Os imóveis eram as garantias dos empréstimos, mas esses empréstimos foram feitos baseados num preço de mercado desse imóvel... Preço que despencou. Um empréstimo foi feito baseado num imóvel avaliado em 500.000 dólares e de repente passou a valer 300.000 dólares e mesmo pelos 300.000 não havia compradores.
Os preços dos imóveis eram uma bolha, um ciclo que não se sustentava, como os esquemas de pirâmide, especulação pura. A inadimplência dos milhões de Pauls atingiu fortemente os bancos americanos que perderam centenas de bilhões de dólares. A farra do crédito fácil um dia acaba. Acabou.

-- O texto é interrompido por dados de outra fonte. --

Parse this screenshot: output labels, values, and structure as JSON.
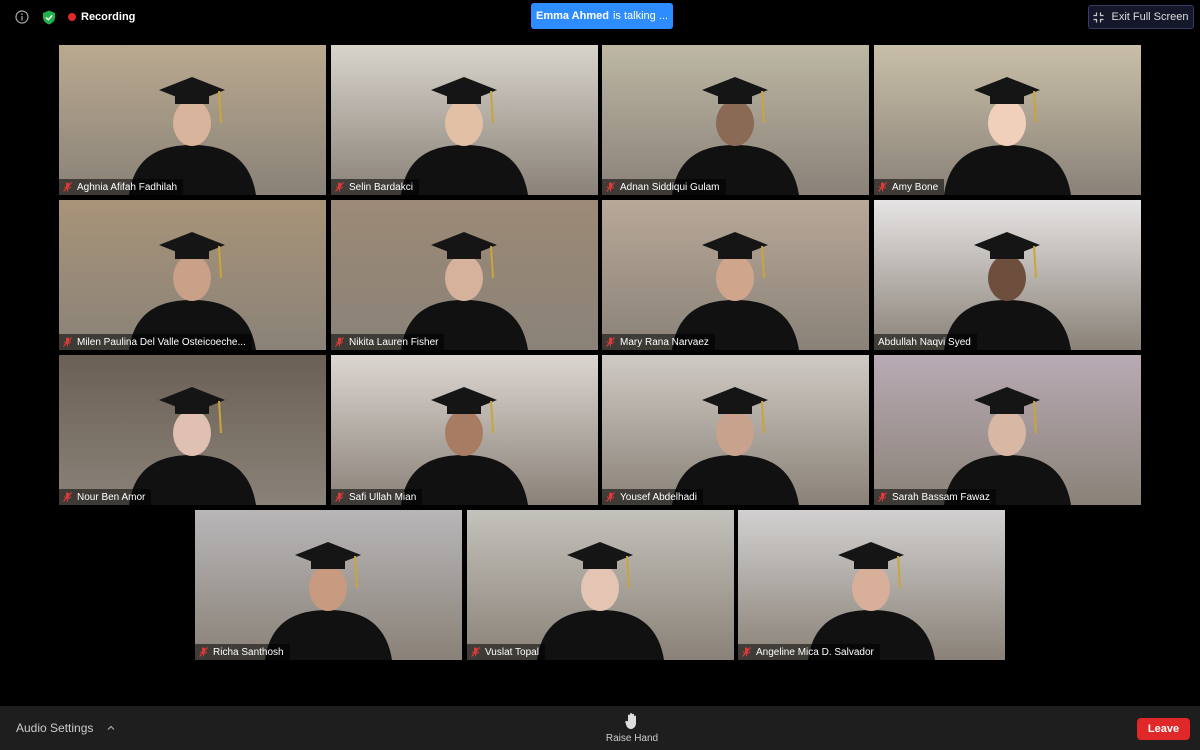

Com a inadimplência dos milhões de Pauls, os bancos pararam de emprestar por medo de não receber. Os Pauls pararam de consumir porque não tinham crédito. Mesmo quem não devia dinheiro não conseguia crédito nos bancos e quem tinha crédito não queria dinheiro emprestado.
O medo de perder o emprego fez a economia travar. Recessão é sentimento, é medo. Mesmo quem pode, pára de consumir.
O FED começou a trabalhar de forma árdua, reduzindo fortemente as taxas de juros e as taxas de empréstimo interbancários. O FED também começou a injetar bilhões de dólares no mercado, provendo liquidez. O governo Bush lançou um plano de ajuda à economia sob forma de devolução de parte do imposto de renda pago, visando incrementar o consumo porém essas ações levam meses para surtir efeitos práticos. Essas ações foram corretas e, até agora não é possível afirmar que os EUA estão tecnicamente em recessão.
O FED trabalhava. O mercado ficava atento e as famílias esperançosas. Até que na semana passada o impensável aconteceu. O pior pesadelo para uma economia aconteceu: a crise bancária, correntistas correndo para sacar suas economias, boataria geral, pânico. Um dos grandes bancos da América, o Bear Stearns, amanheceu, na segunda feira última, quebrado, insolvente.
No domingo o FED, de forma inédita, fez um empréstimo ao Bear, apoiado pelo JP Morgan Chase, para que o banco não quebrasse. Depois disso o Bear foi vendido para o JP Morgan por 2 dólares por ação. Há um ano elas valiam 160 dólares. Durante esta semana dezenas de boatos voltaram a acontecer sobre quebra de bancos. A bola da vez seria o Lehman Brothers, um bancão. O mercado e as pessoas seguem sem saber o que nos espera na próxima segunda-feira.
O que começou com o Paul hoje afeta o mundo inteiro. A coisa pode estar apenas começando. Só o tempo dirá.
E no dia 15 de Setembro de 2008, o Lehman Brothers pediu falência, desempregando mais de 26 mil pessoas e provocando uma queda de mais de 500 (quinhentos ) pontos no Indice Dow Jones, que mede o valor ponderado das ações das 30 maiores empresas negociadas na Bolsa de Valores de New York - a maior queda em um único dia, desde a quebra de 1929 ...
O dia 15/09/2008, certamente, será lembrado para sempre na historia do capitalismo.